I am giving a sort of guidance assignments, but I got stuck on assignment b), it asks me to show that if $f(x)\to \infty$ as $x\to \infty$ then $f$ extends to a continuous map of one point compactifications. Conclude that if $f$ is injective as well then $f$ is homeomorphism of $X$ with a closed subspace of $\mathbb{R}^N$; where for $f: X \to \mathbb{R}^N$ is a continuous map, we say that $f(x)\to \infty$ as $x\to \infty$ if given $n$, there's a compact subspace $C$ of $X$ s.t $f(x)>n$ for $x\in X\setminus C$.
So my thoughts about this b) assignment: I am stumpped, do you have hints or advice on how to prove it?

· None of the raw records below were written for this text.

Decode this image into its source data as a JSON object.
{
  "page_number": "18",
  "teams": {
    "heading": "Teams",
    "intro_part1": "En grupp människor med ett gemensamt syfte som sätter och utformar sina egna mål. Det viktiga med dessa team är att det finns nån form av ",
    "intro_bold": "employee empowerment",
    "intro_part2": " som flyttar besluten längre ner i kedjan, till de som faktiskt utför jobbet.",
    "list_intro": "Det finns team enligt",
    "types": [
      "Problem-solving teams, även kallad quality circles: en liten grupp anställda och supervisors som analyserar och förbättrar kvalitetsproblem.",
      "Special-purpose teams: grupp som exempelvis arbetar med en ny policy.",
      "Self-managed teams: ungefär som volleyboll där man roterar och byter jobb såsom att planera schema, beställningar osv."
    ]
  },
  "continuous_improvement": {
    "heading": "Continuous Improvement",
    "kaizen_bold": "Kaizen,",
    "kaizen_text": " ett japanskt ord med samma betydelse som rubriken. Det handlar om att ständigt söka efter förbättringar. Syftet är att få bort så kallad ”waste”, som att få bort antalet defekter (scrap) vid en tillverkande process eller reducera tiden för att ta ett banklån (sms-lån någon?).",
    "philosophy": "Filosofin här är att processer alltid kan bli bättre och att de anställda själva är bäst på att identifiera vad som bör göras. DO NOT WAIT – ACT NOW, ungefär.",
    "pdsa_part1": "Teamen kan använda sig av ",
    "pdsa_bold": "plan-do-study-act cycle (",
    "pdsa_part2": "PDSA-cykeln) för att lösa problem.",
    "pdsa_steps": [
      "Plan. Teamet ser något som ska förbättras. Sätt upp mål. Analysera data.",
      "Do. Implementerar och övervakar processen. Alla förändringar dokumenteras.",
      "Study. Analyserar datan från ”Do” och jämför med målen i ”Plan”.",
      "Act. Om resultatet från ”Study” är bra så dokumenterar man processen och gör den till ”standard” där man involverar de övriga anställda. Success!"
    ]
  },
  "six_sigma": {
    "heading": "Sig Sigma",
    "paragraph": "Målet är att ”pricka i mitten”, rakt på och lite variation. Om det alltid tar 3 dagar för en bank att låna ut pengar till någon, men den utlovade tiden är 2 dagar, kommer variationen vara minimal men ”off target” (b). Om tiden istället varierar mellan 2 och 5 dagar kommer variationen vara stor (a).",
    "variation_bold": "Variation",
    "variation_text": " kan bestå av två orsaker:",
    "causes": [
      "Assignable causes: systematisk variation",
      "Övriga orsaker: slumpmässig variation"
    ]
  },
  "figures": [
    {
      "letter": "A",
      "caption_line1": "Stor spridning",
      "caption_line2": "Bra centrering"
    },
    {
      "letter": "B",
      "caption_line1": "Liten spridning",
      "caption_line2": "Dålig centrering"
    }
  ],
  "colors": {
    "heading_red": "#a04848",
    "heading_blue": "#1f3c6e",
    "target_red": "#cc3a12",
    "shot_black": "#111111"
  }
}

If you have an official reference even better, thanks.
Well the answer is straight forward, and you don't need any reference as it is only several lines long (the Alexandrov compactification is indeed discussed in Munkres' if I recall correctly, probably in a previous section).
The one-point compactification of $\mathbb{R}^{m}$ is a suitable sphere (by stereographic projection), but it will be better for our purposes to think about it just as a set of $\mathbb{R}^{m}$ with the additional point at infinity. Just define $\hat{f}$ to be $f$ on $X$ and $\hat{f}(\infty)=\infty$. This is a continuous mapping, by immediate verification, the only thing left to prove is that the pre-image of a nhbd of $\infty$ in $\mathbb{R}^{m}$ is open in $\hat{X}$, but this is true by definition of nhbds of $\infty$ in the Alexandrov topology (I'm assuming you're using the actual definition of escape from compact sets, your definition doesn't make sense for function to general Euclidean spaces).
For the second part, if $f$ is injective, then $\hat{f}$ is injective as-well, so $\hat{f}$ is homeomorphism between $\hat{X}$ with its image by the usual argument of compact to Hausdorff bijections. Hence we can identify the image of $X$ with $Y=\hat{f}(\hat{X})\setminus \{\infty\}$. So we just need to verify that $Y$ is closed. Let $y_{n}\to y_0$ be a sequence in $Y$, by pull-backing we get $\{x_{n}\}\subset \hat{X}$, by compactness we can assume $x_{n}$ converges to $x_{0} \in \hat{X}$, as $y_{0} \in Y$, we can assume that $\{y_{n}\}$ were inside a bounded set, hence $x_{n}$ are bounded and $x_0$ is bounded, and in particular, $x_0 \neq \infty$, therefore $y_0=f(x_0)$ is not $\infty$ as well.